There are various factors that lead to upper-limb disorders. Wrong postures, particularly of the arm can often lead to a person getting susceptible to such disorders. For example, the wrist works best with the hand and arm are particularly in a straight line. If it is twisted, rotated or bent this will increase the strain on the tendons and nerves which pass through the wrist to the hand. Repetitive activities, like working on a factory production line, are well known causes of ULDs because unequal stress is put on different parts of the body. Another factor is the force or tension which is created in nerves and tendons. Directly applying a force, particularly in activities that rotate the arm or wrist (e.g. folding boxes or twisting wires) can also trigger ULDs. Additionally, it also depends on how long a force is applied or how often the action is carried out.
Dr. Bhuvaneshwar Machani, Consultant Orthopedic Surgeon specialized in Upper Limb treatment at Burjeel Hospital for Advanced Surgery says “With sedentary lifestyles and maximum hours being spent at the workplace, there has been an increase in work-related musculoskeletal disorders of the upper limbs or ULDs. Physical work factors, psychosocial and environmental factors and individual characteristics affect work-related upper limb disorders. These disorders are not confined to particular jobs or sectors and are found throughout most manufacturing and service industries. Upper limb disorders include aches and pains in any part of the body from the shoulder to the fingers and can include problems with soft tissue, muscles, tendons and ligaments as well as the blood circulation or nerve supply to the upper limb. Pain however is a common symptom of ULDs but the experience of pain in the upper limb is also common amongst the general population. Therefore, feeling pain in the upper limb is not in itself an indication of the presence of an ULD, and such symptoms may be difficult to attribute to work with any certainty.”

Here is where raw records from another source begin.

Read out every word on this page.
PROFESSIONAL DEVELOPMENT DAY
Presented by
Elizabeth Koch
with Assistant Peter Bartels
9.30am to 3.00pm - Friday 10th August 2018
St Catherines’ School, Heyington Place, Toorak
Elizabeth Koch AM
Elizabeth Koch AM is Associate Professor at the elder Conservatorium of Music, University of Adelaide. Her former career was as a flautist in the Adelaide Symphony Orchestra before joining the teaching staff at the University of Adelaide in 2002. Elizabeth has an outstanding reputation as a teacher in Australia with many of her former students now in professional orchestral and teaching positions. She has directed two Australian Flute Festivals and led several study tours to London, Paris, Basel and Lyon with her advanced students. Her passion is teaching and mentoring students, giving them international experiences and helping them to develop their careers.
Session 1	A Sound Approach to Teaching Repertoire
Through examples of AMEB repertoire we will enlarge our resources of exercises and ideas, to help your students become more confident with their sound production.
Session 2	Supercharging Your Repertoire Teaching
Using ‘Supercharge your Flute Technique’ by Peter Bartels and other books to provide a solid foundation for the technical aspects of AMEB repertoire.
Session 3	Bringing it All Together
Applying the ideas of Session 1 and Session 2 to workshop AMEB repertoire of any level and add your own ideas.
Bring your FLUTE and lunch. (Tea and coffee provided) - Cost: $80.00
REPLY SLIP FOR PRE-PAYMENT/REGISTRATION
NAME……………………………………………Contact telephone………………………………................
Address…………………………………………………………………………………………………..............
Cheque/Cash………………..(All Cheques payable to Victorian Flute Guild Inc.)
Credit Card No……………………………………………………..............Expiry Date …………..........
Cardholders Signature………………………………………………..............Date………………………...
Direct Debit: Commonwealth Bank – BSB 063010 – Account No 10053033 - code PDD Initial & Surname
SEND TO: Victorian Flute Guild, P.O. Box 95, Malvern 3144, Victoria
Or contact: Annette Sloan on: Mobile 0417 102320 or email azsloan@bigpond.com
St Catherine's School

Common Types of work related upper limb disorders include enosynovitis in the wrist, hand or shoulder, carpal tunnel syndrome (pressure on the median nerve in the wrist), cubital tunnel syndrome (ulna nerve compression in the elbow) epicondylitis (tennis or golfers elbow), cervicalgia (neck pain) and some non-specific fore arm pain and restless hand.
“I sincerely believe that employers/management should actively be involved in minimizing the risks of upper limb disorders (ULDs) through a positive management approach. They must have an understanding of ULDs and should be committed towards its prevention. Organizations should educate their employees on the common ULDs, their possible risks and how to combat them. Strong focus should be laid on introducing workplace training around ULDs, assessing the posture of employees as they work; encouraging early reporting of symptoms. Employees who have symptoms that suggest an upper limb disorder should seek medical advice and report any symptoms to their employer as soon as possible as an early intervention and treatment is the best way to avoid long-term problems,” he added.